Adopting the descriptor of "successfully unpublished author", MR. Clark began writing things on the internet in 2012, which he believed to be an entirely reputable and civilized place to find and deliver information. He regrets much.


  1. I agree with thinking the gas giant was a sun. I thought that too. I haven't watched it again yet so thank you for clearing that up. At the end of the episode I was like "Hey wait a minute he's doomed these people!"

    This half of the season is a bit of a mystery to me. When I watch I love it because finally new Doctor Who but then after I think about the episodes they seem a bit mediocre to me. A lot of stuff seemed to be a retread of prior ideas in the last two eps either from another episode (like the beast below) or an elements of the companion (meeting them as a child, companion being at the center of some big mystery from the beginning etc.) The intro to Clara also felt very familiar mostly because Bells of St. John was her 3rd appearance and 2nd intro story so that was to be expected. What I wouldn't give for just a regular companion to travel with the Doctor that isn't the crux of a conspiracy against the Doctor (Amy), fated to travel with him (Donna), or have this huge mystery surrounding her (Clara), at this point that wold almost be a novelty.

    Great Doctor Who Review, keep it up.

    1. "What I wouldn't give for just a regular companion to travel with the Doctor that isn't the crux of a conspiracy against the Doctor (Amy), fated to travel with him (Donna), or have this huge mystery surrounding her (Clara)."

      I am 100% behind you on that. Moffat has said on several occasions that he believes that Doctor Who is the story of the companions, which I disagree with him completely on. It's the Doctor's story, with the companions as audience surrogates. The audience can't align their point of view with a character who is preternatural.

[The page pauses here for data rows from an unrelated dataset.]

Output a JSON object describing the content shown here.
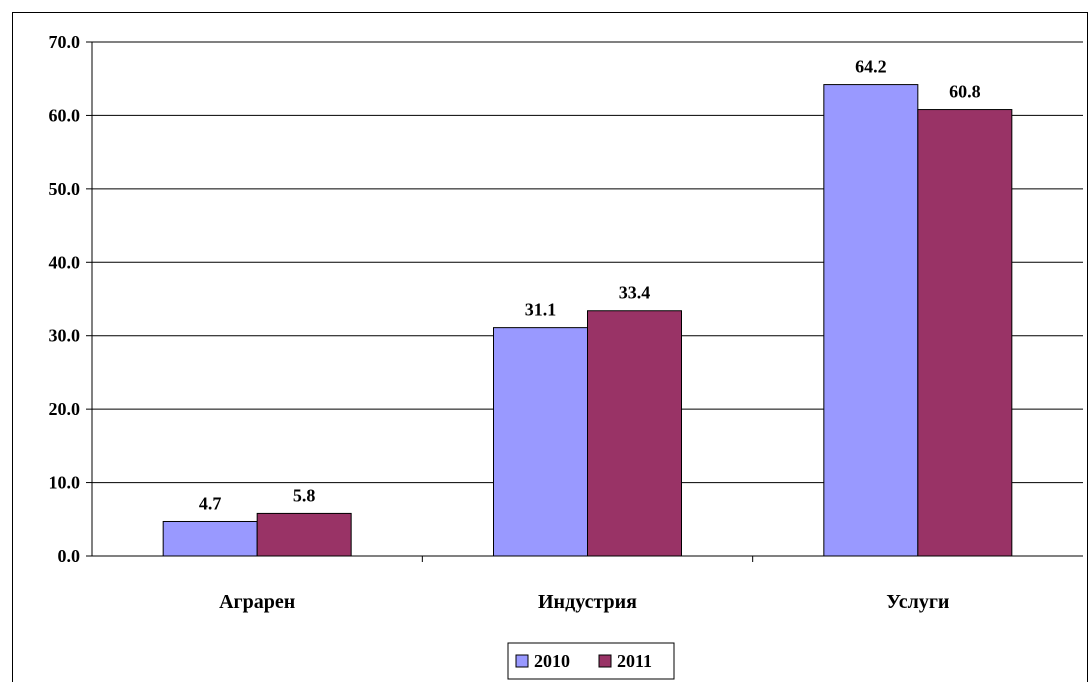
{
  "chart_data": {
    "type": "bar",
    "categories": [
      "Аграрен",
      "Индустрия",
      "Услуги"
    ],
    "series": [
      {
        "name": "2010",
        "values": [
          4.7,
          31.1,
          64.2
        ],
        "color": "#9999ff"
      },
      {
        "name": "2011",
        "values": [
          5.8,
          33.4,
          60.8
        ],
        "color": "#993366"
      }
    ],
    "data_labels": [
      [
        "4.7",
        "31.1",
        "64.2"
      ],
      [
        "5.8",
        "33.4",
        "60.8"
      ]
    ],
    "y_ticks": [
      "0.0",
      "10.0",
      "20.0",
      "30.0",
      "40.0",
      "50.0",
      "60.0",
      "70.0"
    ],
    "ylim": [
      0,
      70
    ],
    "grid": true,
    "legend_position": "bottom",
    "title": "",
    "xlabel": "",
    "ylabel": ""
  }
}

      It's why everyone loved Sarah-Jane, and still do. She was the perfect companion: capable, strong, appealing, and a support for the Doctor, someone on whom he could count completely (and one of the few companions to have left the TARDIS against their will). What made her special was she wasn't anything special; she was just Sarah-Jane, and that was enough.

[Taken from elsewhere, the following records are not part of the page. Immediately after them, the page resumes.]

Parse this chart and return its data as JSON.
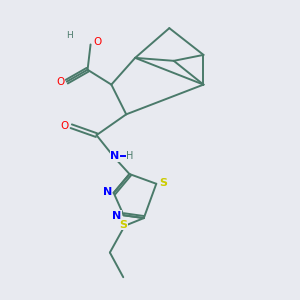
{
  "background_color": "#e8eaf0",
  "bond_color": "#4a7a6a",
  "atom_colors": {
    "O": "#ff0000",
    "N": "#0000ff",
    "S": "#cccc00",
    "H": "#4a7a6a",
    "C": "#4a7a6a"
  },
  "figsize": [
    3.0,
    3.0
  ],
  "dpi": 100
}
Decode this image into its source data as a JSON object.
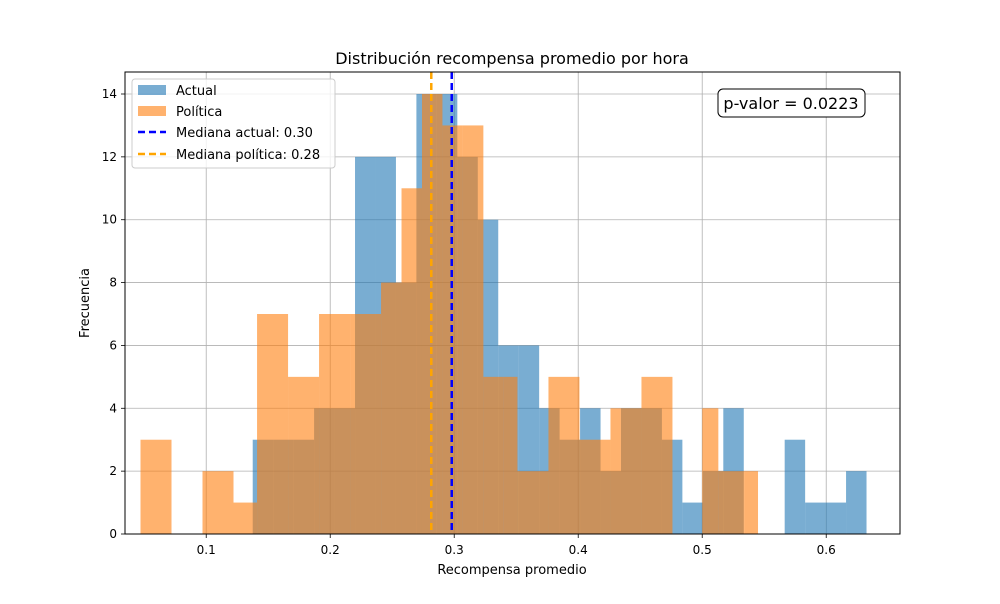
{
  "chart_data": {
    "type": "histogram",
    "title": "Distribución recompensa promedio por hora",
    "xlabel": "Recompensa promedio",
    "ylabel": "Frecuencia",
    "xlim": [
      0.0345,
      0.6595
    ],
    "ylim": [
      0,
      14.7
    ],
    "xticks": [
      0.1,
      0.2,
      0.3,
      0.4,
      0.5,
      0.6
    ],
    "xtick_labels": [
      "0.1",
      "0.2",
      "0.3",
      "0.4",
      "0.5",
      "0.6"
    ],
    "yticks": [
      0,
      2,
      4,
      6,
      8,
      10,
      12,
      14
    ],
    "ytick_labels": [
      "0",
      "2",
      "4",
      "6",
      "8",
      "10",
      "12",
      "14"
    ],
    "grid": true,
    "legend_position": "top-left",
    "series": [
      {
        "name": "Actual",
        "color": "#1f77b4",
        "alpha": 0.6,
        "bins": [
          [
            0.1375,
            0.154,
            3
          ],
          [
            0.154,
            0.1705,
            3
          ],
          [
            0.1705,
            0.187,
            3
          ],
          [
            0.187,
            0.2035,
            4
          ],
          [
            0.2035,
            0.22,
            4
          ],
          [
            0.22,
            0.2365,
            12
          ],
          [
            0.2365,
            0.253,
            12
          ],
          [
            0.253,
            0.2695,
            8
          ],
          [
            0.2695,
            0.286,
            14
          ],
          [
            0.286,
            0.3025,
            14
          ],
          [
            0.3025,
            0.319,
            12
          ],
          [
            0.319,
            0.3355,
            10
          ],
          [
            0.3355,
            0.352,
            6
          ],
          [
            0.352,
            0.3685,
            6
          ],
          [
            0.3685,
            0.385,
            4
          ],
          [
            0.385,
            0.4015,
            3
          ],
          [
            0.4015,
            0.418,
            4
          ],
          [
            0.418,
            0.4345,
            2
          ],
          [
            0.4345,
            0.451,
            4
          ],
          [
            0.451,
            0.4675,
            4
          ],
          [
            0.4675,
            0.484,
            3
          ],
          [
            0.484,
            0.5005,
            1
          ],
          [
            0.5005,
            0.517,
            2
          ],
          [
            0.517,
            0.5335,
            4
          ],
          [
            0.5335,
            0.55,
            0
          ],
          [
            0.55,
            0.5665,
            0
          ],
          [
            0.5665,
            0.583,
            3
          ],
          [
            0.583,
            0.5995,
            1
          ],
          [
            0.5995,
            0.616,
            1
          ],
          [
            0.616,
            0.6325,
            2
          ]
        ]
      },
      {
        "name": "Política",
        "color": "#ff7f0e",
        "alpha": 0.6,
        "bins": [
          [
            0.047,
            0.072,
            3
          ],
          [
            0.072,
            0.097,
            0
          ],
          [
            0.097,
            0.122,
            2
          ],
          [
            0.122,
            0.141,
            1
          ],
          [
            0.141,
            0.166,
            7
          ],
          [
            0.166,
            0.191,
            5
          ],
          [
            0.191,
            0.216,
            7
          ],
          [
            0.216,
            0.241,
            7
          ],
          [
            0.241,
            0.2575,
            8
          ],
          [
            0.2575,
            0.274,
            11
          ],
          [
            0.274,
            0.2905,
            14
          ],
          [
            0.2905,
            0.307,
            13
          ],
          [
            0.307,
            0.3235,
            13
          ],
          [
            0.3235,
            0.34,
            5
          ],
          [
            0.34,
            0.351,
            5
          ],
          [
            0.351,
            0.376,
            2
          ],
          [
            0.376,
            0.401,
            5
          ],
          [
            0.401,
            0.426,
            3
          ],
          [
            0.426,
            0.451,
            4
          ],
          [
            0.451,
            0.476,
            5
          ],
          [
            0.476,
            0.5,
            0
          ],
          [
            0.5,
            0.513,
            4
          ],
          [
            0.513,
            0.534,
            2
          ],
          [
            0.534,
            0.545,
            2
          ]
        ]
      }
    ],
    "median_lines": [
      {
        "label": "Mediana actual: 0.30",
        "x": 0.298,
        "color": "#0000ff",
        "style": "dashed"
      },
      {
        "label": "Mediana política: 0.28",
        "x": 0.2815,
        "color": "#ffa500",
        "style": "dashed"
      }
    ],
    "annotation": {
      "text": "p-valor = 0.0223",
      "position": "top-right"
    }
  }
}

    2. So true. It seems these days companions have to have a gimmick to travel with the Doctor. I just want to go back to him just meeting someone and taking them on adventures.

      Have you ever checked out the Doctor Who Classic Series Audio Plays done by Big Finish? They record full cast audio dramas with the surviving Doctors and companions. It's really the only place besides the books where you can get any 8th Doctor material. If you haven't and you like Classic Who I highly recommend you check them out.

    3. One of the reasons I'm always pushing for the return of 8 in a multi-Doctor story is how much I enjoy Paul McGann's work in the Big Finish stuff, all of which is leagues better then The Film. I so very much want to see him play the role in the flesh again, but with a quality script behind him this time.